Throughout history, the powerful have ordered common soldiers onto the battlefield to die for reasons often unknown to the front line.
But those who fought and died for the United States have never done at the will of one party, one group, or one man, historian and veteran Stephen Johnson III said Monday in a Memorial Day ceremony.
“Our military has served through a government of the people, by the people, and for the people,” he told those who gathered at Wright Memorial Park to pay their respects. “And whatever the cause or reason for the conflict, our nation’s men and women have served only because their country asked — either through a draft instituted by a duly-elected Congress or through voluntary enlistment. So it has been since 1775, when a few bedraggled patriots stood at the bridge that arched the flood.”
Johnson is an Oberlin High School graduate and served a year in the U.S. Army 101st Airborne Division. He later worked 25 years as a music teacher and band director in the Oberlin City Schools.
He spoke Monday of the Oberlin men and women sent to fight in every conflict since the Civil War, including a full 18 percent of the town’s population during World War II.
Johnson recently returned from a trip to Germany and Poland, where he visited places where evil in its cruelest form was carried out.
“It made me ponder what it was that made men into beasts, humans into creatures of depravity,” he said. “However, it also made me wonder about those who fought against such evil, whether it be by an act of mere survival or an act upon the battlefield.
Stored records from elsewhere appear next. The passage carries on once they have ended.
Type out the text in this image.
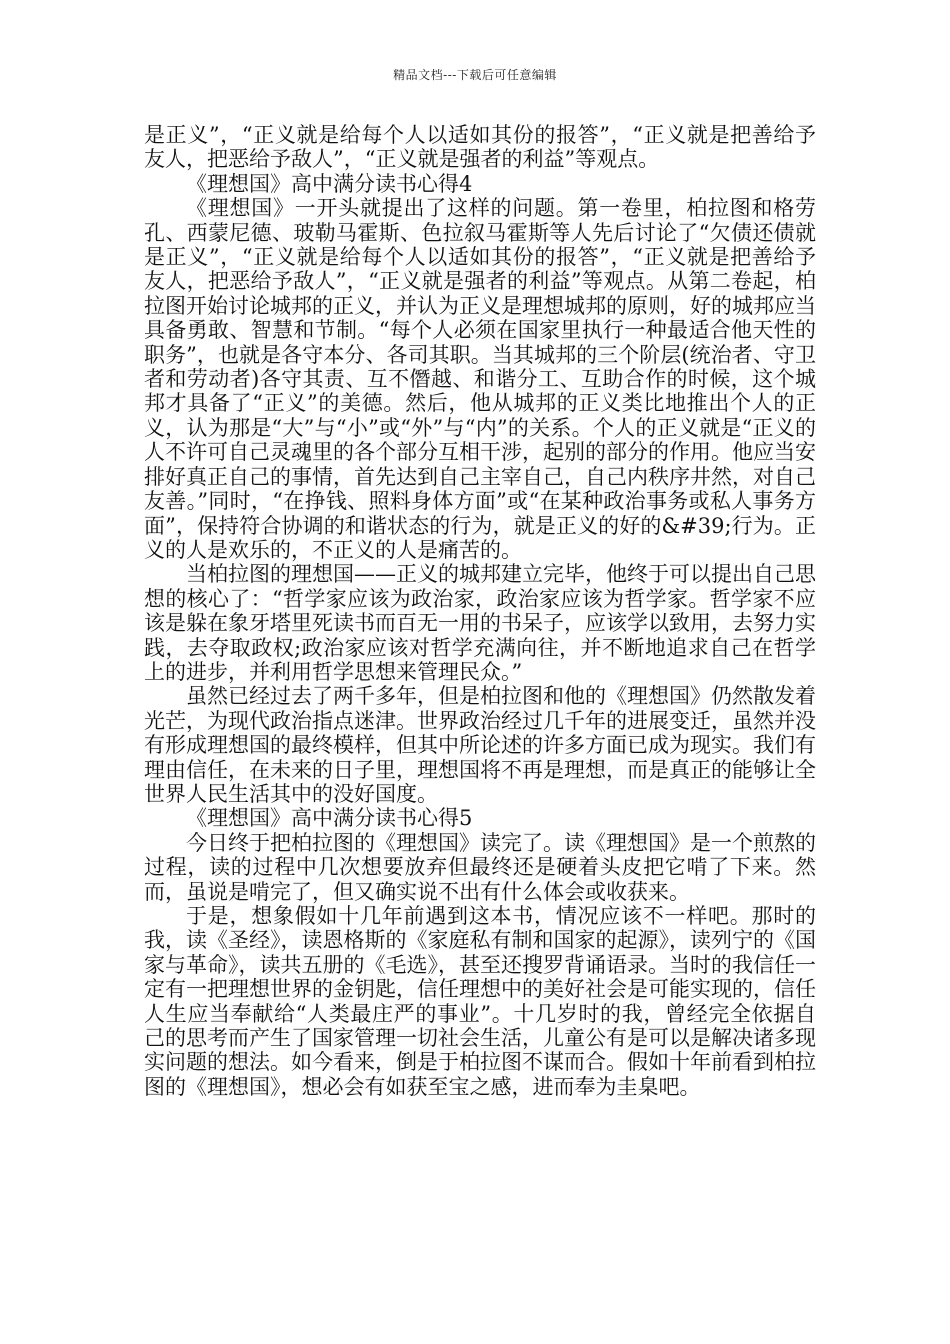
精品文档---下载后可任意编辑

是正义”，“正义就是给每个人以适如其份的报答”，“正义就是把善给予友人，把恶给予敌人”，“正义就是强者的利益”等观点。

《理想国》高中满分读书心得4

《理想国》一开头就提出了这样的问题。第一卷里，柏拉图和格劳孔、西蒙尼德、玻勒马霍斯、色拉叙马霍斯等人先后讨论了“欠债还债就是正义”，“正义就是给每个人以适如其份的报答”，“正义就是把善给予友人，把恶给予敌人”，“正义就是强者的利益”等观点。从第二卷起，柏拉图开始讨论城邦的正义，并认为正义是理想城邦的原则，好的城邦应当具备勇敢、智慧和节制。“每个人必须在国家里执行一种最适合他天性的职务”，也就是各守本分、各司其职。当其城邦的三个阶层(统治者、守卫者和劳动者)各守其责、互不僭越、和谐分工、互助合作的时候，这个城邦才具备了“正义”的美德。然后，他从城邦的正义类比地推出个人的正义，认为那是“大”与“小”或“外”与“内”的关系。个人的正义就是“正义的人不许可自己灵魂里的各个部分互相干涉，起别的部分的作用。他应当安排好真正自己的事情，首先达到自己主宰自己，自己内秩序井然，对自己友善。”同时，“在挣钱、照料身体方面”或“在某种政治事务或私人事务方面”，保持符合协调的和谐状态的行为，就是正义的好的&#39;行为。正义的人是欢乐的，不正义的人是痛苦的。

当柏拉图的理想国——正义的城邦建立完毕，他终于可以提出自己思想的核心了：“哲学家应该为政治家，政治家应该为哲学家。哲学家不应该是躲在象牙塔里死读书而百无一用的书呆子，应该学以致用，去努力实践，去夺取政权;政治家应该对哲学充满向往，并不断地追求自己在哲学上的进步，并利用哲学思想来管理民众。”

虽然已经过去了两千多年，但是柏拉图和他的《理想国》仍然散发着光芒，为现代政治指点迷津。世界政治经过几千年的进展变迁，虽然并没有形成理想国的最终模样，但其中所论述的许多方面已成为现实。我们有理由信任，在未来的日子里，理想国将不再是理想，而是真正的能够让全世界人民生活其中的没好国度。

《理想国》高中满分读书心得5

今日终于把柏拉图的《理想国》读完了。读《理想国》是一个煎熬的过程，读的过程中几次想要放弃但最终还是硬着头皮把它啃了下来。然而，虽说是啃完了，但又确实说不出有什么体会或收获来。

于是，想象假如十几年前遇到这本书，情况应该不一样吧。那时的我，读《圣经》，读恩格斯的《家庭私有制和国家的起源》，读列宁的《国家与革命》，读共五册的《毛选》，甚至还搜罗背诵语录。当时的我信任一定有一把理想世界的金钥匙，信任理想中的美好社会是可能实现的，信任人生应当奉献给“人类最庄严的事业”。十几岁时的我，曾经完全依据自己的思考而产生了国家管理一切社会生活，儿童公有是可以是解决诸多现实问题的想法。如今看来，倒是于柏拉图不谋而合。假如十年前看到柏拉图的《理想国》，想必会有如获至宝之感，进而奉为圭臬吧。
“Despite unendurable hardships, despite a terror that cannot be surpassed, some displayed a tenacity, a courage unimaginable. What would happen if we here today should be called to such a cause? How would we react? Would we have the personal fortitude and courage displayed by our forbears?”
During the ceremony, local veterans raised the flag to half staff while the Oberlin High School band played the National Anthem.
A memorial wreath was placed by VFW Post 6273 Auxiliary members at the Wright Memorial Wall where many names of Oberlin residents lost in the call of service are listed.
Not all names have been so recorded in bronze, however. Johnson has long been working to create a definitive history of those who gave all.
Also recognized were Abigail Williams and Carson Odle, students at First Baptist Christian School, who read their scholarship-winning patriotic essays.
Williams wrote the sacrifices made by her oldest brother, who is enlisted in the U.S. Air Force and has served five tours of duty in the Middle East. Odle argued against the removal of Confederate statues, saying he believes they are a teaching tool about the evils of slavery but that the people they depict should be honored for bravery.